Conclusion: why dont you buy a good motherboard, and just try the dam RAM? In my point of view its a great mistake to buy now a old mobo. You should go for socket 939 with PCIexpress, but better than that, you shoul wait to see if socket 939 suport the future dual core CPU's from AMD. The only problem would bee that you had to change the video card to PCIExpress also, but with the new Nvidia6200 that isnt tha expensive (about 100-150 Euros).

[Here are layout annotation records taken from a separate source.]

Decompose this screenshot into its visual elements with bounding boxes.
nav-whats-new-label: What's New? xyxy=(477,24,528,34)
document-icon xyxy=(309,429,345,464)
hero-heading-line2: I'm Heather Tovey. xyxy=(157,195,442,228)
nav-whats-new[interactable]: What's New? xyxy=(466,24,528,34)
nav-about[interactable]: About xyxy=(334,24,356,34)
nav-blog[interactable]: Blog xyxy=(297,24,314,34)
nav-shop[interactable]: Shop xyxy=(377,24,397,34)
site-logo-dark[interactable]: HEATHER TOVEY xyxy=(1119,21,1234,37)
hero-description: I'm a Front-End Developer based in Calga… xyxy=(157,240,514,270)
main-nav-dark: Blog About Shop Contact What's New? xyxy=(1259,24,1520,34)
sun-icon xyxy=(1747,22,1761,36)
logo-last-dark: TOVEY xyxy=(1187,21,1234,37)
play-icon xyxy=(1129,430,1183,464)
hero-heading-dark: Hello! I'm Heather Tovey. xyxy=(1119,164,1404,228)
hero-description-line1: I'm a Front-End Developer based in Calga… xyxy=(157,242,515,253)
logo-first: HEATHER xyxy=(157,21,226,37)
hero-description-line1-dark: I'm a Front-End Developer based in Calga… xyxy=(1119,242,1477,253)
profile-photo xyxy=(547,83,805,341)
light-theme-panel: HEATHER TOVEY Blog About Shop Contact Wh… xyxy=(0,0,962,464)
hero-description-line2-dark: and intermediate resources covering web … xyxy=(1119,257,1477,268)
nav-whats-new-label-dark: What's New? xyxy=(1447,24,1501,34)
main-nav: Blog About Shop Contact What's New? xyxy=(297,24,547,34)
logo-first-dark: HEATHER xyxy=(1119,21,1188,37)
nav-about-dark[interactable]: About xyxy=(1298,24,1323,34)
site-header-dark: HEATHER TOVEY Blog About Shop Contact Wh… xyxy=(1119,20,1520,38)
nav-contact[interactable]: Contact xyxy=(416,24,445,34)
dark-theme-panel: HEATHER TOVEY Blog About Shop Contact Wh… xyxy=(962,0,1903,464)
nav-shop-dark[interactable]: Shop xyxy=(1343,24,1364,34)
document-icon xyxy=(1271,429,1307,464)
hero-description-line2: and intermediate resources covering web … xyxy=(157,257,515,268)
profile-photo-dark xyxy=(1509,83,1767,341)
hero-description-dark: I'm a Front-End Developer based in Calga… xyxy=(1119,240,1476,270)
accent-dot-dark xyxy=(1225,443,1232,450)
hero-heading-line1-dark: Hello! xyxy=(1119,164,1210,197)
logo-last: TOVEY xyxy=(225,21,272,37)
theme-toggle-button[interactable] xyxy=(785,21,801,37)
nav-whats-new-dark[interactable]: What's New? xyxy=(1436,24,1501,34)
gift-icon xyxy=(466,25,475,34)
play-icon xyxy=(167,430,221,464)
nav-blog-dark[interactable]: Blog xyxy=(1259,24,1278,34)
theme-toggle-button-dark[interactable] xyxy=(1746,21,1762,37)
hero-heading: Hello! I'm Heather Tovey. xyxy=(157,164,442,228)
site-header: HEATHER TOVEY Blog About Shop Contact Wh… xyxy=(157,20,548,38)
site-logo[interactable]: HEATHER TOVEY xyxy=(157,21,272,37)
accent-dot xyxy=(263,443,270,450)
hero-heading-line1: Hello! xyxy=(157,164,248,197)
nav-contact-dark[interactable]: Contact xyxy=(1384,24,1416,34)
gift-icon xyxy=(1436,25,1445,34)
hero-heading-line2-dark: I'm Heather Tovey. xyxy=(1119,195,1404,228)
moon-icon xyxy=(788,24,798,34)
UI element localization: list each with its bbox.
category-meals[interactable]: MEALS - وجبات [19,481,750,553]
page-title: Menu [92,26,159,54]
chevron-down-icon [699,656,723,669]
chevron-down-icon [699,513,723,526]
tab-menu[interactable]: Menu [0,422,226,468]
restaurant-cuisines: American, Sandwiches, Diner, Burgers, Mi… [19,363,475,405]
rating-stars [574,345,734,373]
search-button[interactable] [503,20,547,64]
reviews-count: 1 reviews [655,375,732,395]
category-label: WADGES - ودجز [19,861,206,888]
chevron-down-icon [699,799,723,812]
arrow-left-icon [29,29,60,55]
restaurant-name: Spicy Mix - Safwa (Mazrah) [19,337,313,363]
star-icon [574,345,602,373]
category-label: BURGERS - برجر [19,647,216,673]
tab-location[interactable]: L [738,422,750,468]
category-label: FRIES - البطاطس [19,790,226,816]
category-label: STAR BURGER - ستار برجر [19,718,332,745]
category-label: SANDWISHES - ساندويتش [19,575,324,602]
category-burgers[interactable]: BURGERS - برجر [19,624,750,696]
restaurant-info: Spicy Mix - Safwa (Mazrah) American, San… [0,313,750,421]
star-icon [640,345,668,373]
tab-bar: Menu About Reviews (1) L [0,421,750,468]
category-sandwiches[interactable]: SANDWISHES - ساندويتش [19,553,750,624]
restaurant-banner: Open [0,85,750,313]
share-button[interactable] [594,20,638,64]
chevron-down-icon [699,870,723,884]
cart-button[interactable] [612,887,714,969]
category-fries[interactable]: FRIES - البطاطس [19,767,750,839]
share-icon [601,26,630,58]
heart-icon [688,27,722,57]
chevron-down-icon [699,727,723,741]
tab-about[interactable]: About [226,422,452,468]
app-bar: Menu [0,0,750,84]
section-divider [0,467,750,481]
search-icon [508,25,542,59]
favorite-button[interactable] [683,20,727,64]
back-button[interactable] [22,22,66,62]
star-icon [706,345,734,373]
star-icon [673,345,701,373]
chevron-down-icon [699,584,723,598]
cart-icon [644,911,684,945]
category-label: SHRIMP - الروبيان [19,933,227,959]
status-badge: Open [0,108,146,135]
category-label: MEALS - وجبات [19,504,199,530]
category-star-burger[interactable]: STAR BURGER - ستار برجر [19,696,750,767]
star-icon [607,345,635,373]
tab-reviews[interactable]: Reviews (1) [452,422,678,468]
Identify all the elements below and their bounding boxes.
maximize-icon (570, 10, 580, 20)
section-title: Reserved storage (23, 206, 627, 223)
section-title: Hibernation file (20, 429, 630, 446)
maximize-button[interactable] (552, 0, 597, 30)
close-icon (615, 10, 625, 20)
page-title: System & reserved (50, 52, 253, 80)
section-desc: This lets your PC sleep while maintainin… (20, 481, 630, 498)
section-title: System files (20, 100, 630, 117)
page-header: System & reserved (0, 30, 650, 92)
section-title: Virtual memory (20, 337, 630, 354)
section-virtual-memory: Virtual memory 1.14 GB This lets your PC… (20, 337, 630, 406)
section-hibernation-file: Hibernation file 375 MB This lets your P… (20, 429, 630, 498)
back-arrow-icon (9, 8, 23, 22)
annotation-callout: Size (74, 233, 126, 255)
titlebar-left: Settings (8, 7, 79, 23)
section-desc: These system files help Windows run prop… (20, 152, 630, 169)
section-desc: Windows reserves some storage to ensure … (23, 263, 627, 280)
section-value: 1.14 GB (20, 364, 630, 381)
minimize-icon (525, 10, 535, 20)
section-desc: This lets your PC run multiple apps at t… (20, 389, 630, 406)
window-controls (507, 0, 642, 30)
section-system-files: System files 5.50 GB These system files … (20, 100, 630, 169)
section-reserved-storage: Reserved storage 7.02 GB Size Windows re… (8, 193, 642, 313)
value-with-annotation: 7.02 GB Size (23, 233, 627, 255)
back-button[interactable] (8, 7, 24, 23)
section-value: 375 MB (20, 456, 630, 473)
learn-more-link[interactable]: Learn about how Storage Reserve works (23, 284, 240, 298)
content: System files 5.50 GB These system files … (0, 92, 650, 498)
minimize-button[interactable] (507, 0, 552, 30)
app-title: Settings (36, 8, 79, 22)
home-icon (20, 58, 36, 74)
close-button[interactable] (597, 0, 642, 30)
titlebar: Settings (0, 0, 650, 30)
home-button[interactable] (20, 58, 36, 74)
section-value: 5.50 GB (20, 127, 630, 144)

Oh, and by the way, just dont buy any Pentium: they are hot, they are slower, and almost for shure if you wont to upgrade the CPU in the future, you will bee for shure obliged to bye a new mobo (thats Intel marketing policy, always changing chipsets to force people buy them).
Greetings from the country of Sun
Dual core is supported with 940 and 939....but not 754. I love the A64's...the overclock in my sig is with the stock cooling fan. =)
Joe
Quote:
Originally Posted by peterpam
Err umm not quite .. here is what 'someone' reportedQuote:
Originally Posted by FireAm94
He-he-he-he ...Quote:
WHEN WE attended a joint Via/AMD press conference last week, we asked the AMD rep whether the firm would be giving any support to the BTX form factor, pioneered by Intel.
His answer was that AMD had no plans to back BTX... Whatever happened to that great hope of yesteryear, the NLX form factor? [Don't answer, Ed.]